CaMKII regulates ER Ca²⁺ release in response to bleomycin. A: intracellular Ca²⁺ levels by fluo-4 fluorescence after bleomycin treatment for 10 min in MLE-12 cells. B: cytoplasmic Ca²⁺ levels were determined in MLE-12 cells during treatment with 50 mU/ml bleomycin in Hanks' buffered saline solution with and without Ca²⁺. Negative control data were subtracted from the measurements with agonists. A representative experiment is shown. C: area under the curve (AUC) was determined in 4 independent experiments and plotted as fold increase.
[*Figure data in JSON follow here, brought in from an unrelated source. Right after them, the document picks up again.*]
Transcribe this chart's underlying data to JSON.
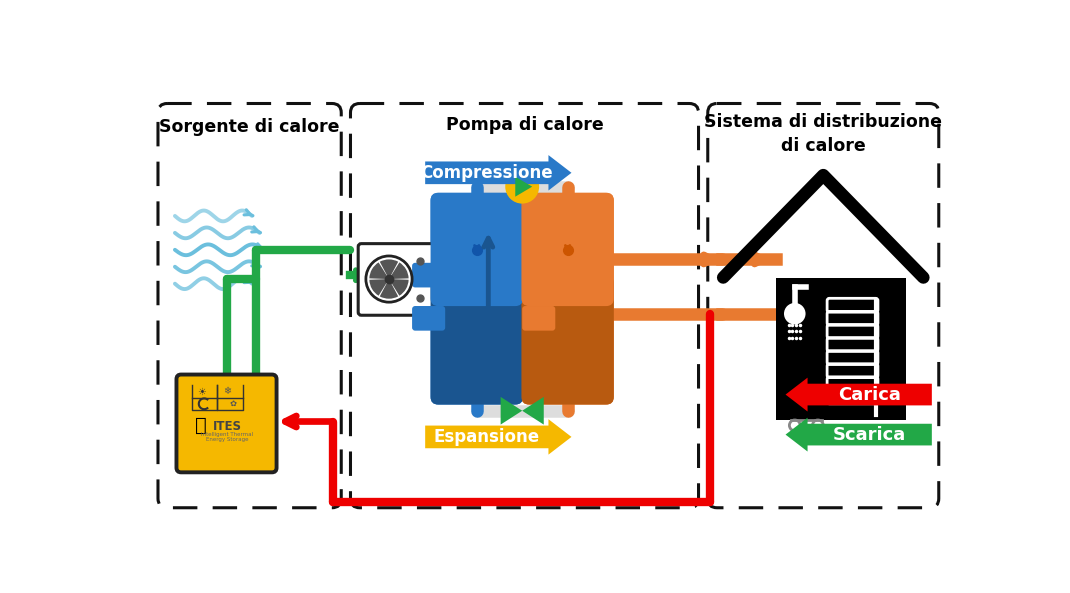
{
  "bg_color": "#ffffff",
  "box1_title": "Sorgente di calore",
  "box2_title": "Pompa di calore",
  "box3_title": "Sistema di distribuzione\ndi calore",
  "label_compressione": "Compressione",
  "label_espansione": "Espansione",
  "label_carica": "Carica",
  "label_scarica": "Scarica",
  "color_blue": "#2979C8",
  "color_blue_dark": "#1a5590",
  "color_orange": "#E87A30",
  "color_orange_dark": "#b85a10",
  "color_green": "#22A847",
  "color_red": "#EE0000",
  "color_yellow": "#F5B800",
  "color_air": "#6BBFDD",
  "color_ites": "#F5B800",
  "color_black": "#111111"
}
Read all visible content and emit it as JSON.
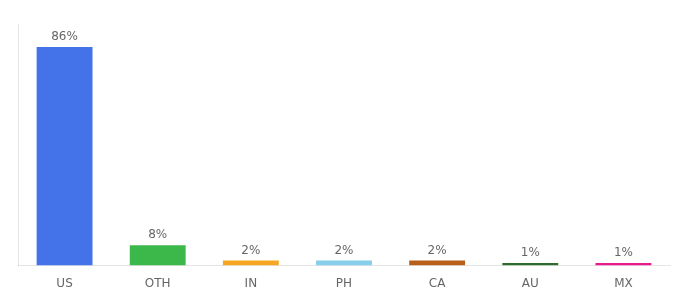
{
  "chart_data": {
    "type": "bar",
    "categories": [
      "US",
      "OTH",
      "IN",
      "PH",
      "CA",
      "AU",
      "MX"
    ],
    "values": [
      86,
      8,
      2,
      2,
      2,
      1,
      1
    ],
    "value_labels": [
      "86%",
      "8%",
      "2%",
      "2%",
      "2%",
      "1%",
      "1%"
    ],
    "colors": [
      "#4472e8",
      "#3cb84a",
      "#f5a623",
      "#87ceeb",
      "#b8601a",
      "#2e6b2e",
      "#e8198c"
    ],
    "ylim": [
      0,
      95
    ],
    "grid": false,
    "data_labels": true,
    "tick_labels": "x"
  }
}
D: apoptosis in MLE-12 cells after treatment with 100 nM thapsigargin for 24 h. E: cytoplasmic Ca²⁺ levels in MLE-12 cells during treatment with 50 mU/ml bleomycin, 100 nM thapsigargin, and 100 nM thapsigargin with 10 μM histamine. A representative experiment is shown. F: AUC was determined for each condition in 4 independent experiments and plotted as fold increase. G: cytoplasmic Ca²⁺ levels in MLE-12 cells that were infected with adenovirus expressing the CaMKII inhibitor peptide CaMKIIN or control for 48 h during treatment with 50 mU/ml bleomycin in Hanks' buffered saline solution with Ca²⁺. A representative experiment is shown. H: AUC was determined in 5 independent experiments and plotted as fold increase. I: Rhod-2 fluorescence in MLE-12 cells infected with adenovirus expressing the CaMKII inhibitor peptide CaMKIIN or control after bleomycin treatment for 10 min. *P < 0.05.